Multi-objective optimization of a natural aspirated three-cylinder spark ignition engine using modified non-dominated sorting genetic algorithm and multicriteria decision making

Abstract

The main purpose of this study is to find a special set of filling and emptying parameters of a three-cylinder engine, including geometrical design of intake manifold, intake and exhaust valve timing as design variables of the multi-objective optimization problem, which lead to the best values of BSFC (Brake Specific Fuel Consumption), and torque of the engine at all working speeds as four separate objective functions. The modified Non-dominated Sorting Genetic Algorithm (NSGA-II), which is an evolutionary Pareto-based method, is used as the optimization algorithm, and the technique for order of preference by similarity to ideal solution is used as a Multi-Criteria Decision Making Method to select the trade-off design based on different design strategies through the design vectors which are proposed.
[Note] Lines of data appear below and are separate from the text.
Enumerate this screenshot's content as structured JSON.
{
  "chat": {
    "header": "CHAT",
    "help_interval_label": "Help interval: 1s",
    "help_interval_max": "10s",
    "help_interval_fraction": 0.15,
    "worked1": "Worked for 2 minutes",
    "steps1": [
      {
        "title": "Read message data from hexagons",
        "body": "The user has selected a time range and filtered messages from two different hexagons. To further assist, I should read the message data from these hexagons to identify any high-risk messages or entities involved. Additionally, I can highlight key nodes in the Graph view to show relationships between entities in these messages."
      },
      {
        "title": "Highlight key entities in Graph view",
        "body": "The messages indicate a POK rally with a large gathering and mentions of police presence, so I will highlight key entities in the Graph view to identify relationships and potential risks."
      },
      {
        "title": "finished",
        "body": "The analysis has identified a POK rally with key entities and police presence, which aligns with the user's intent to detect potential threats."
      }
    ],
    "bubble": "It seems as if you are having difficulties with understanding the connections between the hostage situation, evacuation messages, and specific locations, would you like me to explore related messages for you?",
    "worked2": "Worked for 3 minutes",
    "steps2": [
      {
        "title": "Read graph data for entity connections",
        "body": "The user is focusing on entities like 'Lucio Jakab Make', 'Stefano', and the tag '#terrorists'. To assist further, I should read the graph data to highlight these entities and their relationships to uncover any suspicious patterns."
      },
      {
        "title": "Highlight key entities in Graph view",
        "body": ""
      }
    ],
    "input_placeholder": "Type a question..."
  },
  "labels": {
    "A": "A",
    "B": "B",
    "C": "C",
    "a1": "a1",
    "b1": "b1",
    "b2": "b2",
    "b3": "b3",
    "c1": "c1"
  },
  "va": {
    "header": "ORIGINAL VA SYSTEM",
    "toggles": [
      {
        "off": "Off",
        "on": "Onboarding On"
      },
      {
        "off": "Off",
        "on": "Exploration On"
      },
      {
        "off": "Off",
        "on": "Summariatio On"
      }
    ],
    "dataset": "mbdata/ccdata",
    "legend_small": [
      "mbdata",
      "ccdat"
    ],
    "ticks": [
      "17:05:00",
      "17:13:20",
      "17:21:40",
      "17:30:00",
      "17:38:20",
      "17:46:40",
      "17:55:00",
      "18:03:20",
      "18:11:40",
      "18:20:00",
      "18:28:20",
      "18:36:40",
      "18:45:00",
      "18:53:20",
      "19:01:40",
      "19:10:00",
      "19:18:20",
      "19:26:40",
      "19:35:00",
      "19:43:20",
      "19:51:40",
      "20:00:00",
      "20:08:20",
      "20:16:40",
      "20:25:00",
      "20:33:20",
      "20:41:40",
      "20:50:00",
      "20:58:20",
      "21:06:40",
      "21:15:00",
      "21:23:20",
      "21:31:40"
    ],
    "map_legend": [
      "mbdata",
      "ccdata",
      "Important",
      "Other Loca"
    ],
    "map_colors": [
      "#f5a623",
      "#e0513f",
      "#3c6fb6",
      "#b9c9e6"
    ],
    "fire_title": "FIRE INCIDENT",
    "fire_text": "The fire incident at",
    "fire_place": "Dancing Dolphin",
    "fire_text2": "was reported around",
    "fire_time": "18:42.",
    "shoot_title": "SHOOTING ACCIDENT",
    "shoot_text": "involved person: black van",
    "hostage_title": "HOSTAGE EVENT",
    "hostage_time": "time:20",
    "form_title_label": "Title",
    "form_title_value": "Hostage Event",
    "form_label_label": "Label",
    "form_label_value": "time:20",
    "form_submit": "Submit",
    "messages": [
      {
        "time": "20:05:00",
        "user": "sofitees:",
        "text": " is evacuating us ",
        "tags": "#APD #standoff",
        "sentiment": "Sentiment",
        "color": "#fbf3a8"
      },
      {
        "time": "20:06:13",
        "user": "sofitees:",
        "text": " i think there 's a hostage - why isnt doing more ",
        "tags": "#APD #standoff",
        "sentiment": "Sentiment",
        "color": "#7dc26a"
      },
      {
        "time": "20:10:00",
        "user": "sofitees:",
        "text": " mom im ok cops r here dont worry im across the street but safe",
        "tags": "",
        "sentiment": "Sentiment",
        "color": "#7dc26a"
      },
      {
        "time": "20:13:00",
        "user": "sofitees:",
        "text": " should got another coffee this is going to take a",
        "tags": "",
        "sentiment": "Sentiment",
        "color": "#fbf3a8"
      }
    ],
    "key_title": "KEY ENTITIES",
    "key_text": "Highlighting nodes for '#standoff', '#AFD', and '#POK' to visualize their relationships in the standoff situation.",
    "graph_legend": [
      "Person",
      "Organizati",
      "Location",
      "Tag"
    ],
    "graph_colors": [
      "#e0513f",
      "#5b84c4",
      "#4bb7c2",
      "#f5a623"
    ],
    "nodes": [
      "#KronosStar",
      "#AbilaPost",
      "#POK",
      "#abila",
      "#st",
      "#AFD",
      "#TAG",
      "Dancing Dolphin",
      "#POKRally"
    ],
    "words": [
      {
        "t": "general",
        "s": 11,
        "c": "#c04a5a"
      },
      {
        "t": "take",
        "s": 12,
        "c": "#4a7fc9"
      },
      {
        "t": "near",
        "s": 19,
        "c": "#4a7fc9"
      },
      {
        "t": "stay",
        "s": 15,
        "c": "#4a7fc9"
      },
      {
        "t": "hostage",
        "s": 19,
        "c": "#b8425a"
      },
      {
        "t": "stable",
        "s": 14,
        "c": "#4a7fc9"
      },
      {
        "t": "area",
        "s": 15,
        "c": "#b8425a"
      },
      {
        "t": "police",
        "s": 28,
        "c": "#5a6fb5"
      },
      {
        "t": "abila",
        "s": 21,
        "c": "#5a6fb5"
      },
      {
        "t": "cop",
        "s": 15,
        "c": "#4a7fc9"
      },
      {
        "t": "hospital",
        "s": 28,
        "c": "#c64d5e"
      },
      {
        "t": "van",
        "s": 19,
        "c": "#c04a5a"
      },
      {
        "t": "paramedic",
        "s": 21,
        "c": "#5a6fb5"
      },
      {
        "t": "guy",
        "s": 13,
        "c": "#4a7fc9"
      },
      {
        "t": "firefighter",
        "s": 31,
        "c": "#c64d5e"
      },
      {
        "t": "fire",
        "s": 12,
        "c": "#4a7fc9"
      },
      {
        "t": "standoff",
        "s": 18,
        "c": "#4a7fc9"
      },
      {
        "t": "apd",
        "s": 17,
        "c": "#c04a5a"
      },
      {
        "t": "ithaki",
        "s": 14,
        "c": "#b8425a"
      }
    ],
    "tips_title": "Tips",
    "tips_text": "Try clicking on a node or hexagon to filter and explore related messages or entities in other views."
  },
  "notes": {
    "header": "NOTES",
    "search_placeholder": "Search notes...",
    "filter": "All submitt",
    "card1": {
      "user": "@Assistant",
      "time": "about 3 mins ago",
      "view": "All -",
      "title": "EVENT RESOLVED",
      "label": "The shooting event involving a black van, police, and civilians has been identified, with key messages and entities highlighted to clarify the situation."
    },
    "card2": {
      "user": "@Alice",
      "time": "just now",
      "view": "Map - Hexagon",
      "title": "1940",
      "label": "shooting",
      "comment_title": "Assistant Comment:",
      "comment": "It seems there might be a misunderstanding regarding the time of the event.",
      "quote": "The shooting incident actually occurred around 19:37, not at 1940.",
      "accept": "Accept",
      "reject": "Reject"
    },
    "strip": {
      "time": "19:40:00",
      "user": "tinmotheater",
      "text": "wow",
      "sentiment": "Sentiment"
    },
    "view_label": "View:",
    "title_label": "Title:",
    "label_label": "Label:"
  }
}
Group Method of Data Handling-type of Artificial Neural Networks is used to predict the relation between the design variables and the objective functions based on a 243-sized set of samples, which are chosen by Factorial method, and the corresponding engine designs are simulated using GT-SUITE as an Engine Simulation Software. The method of simulation is verified by comparison of experiment and simulation results. The verification process shows that the engine simulation code could predict the engine's performance by 4.78% error. Convergence and start point independence of the optimization algorithm (modified NSGA-II) is also investigated. The final results show remarkable improvement in BSFC and torque at 3500 RPM and mean value of BSFC at all working speeds along with a small reduction in mean value of the engine's torque at all working speeds compared to corresponding characteristics of a similar three-cylinder engine.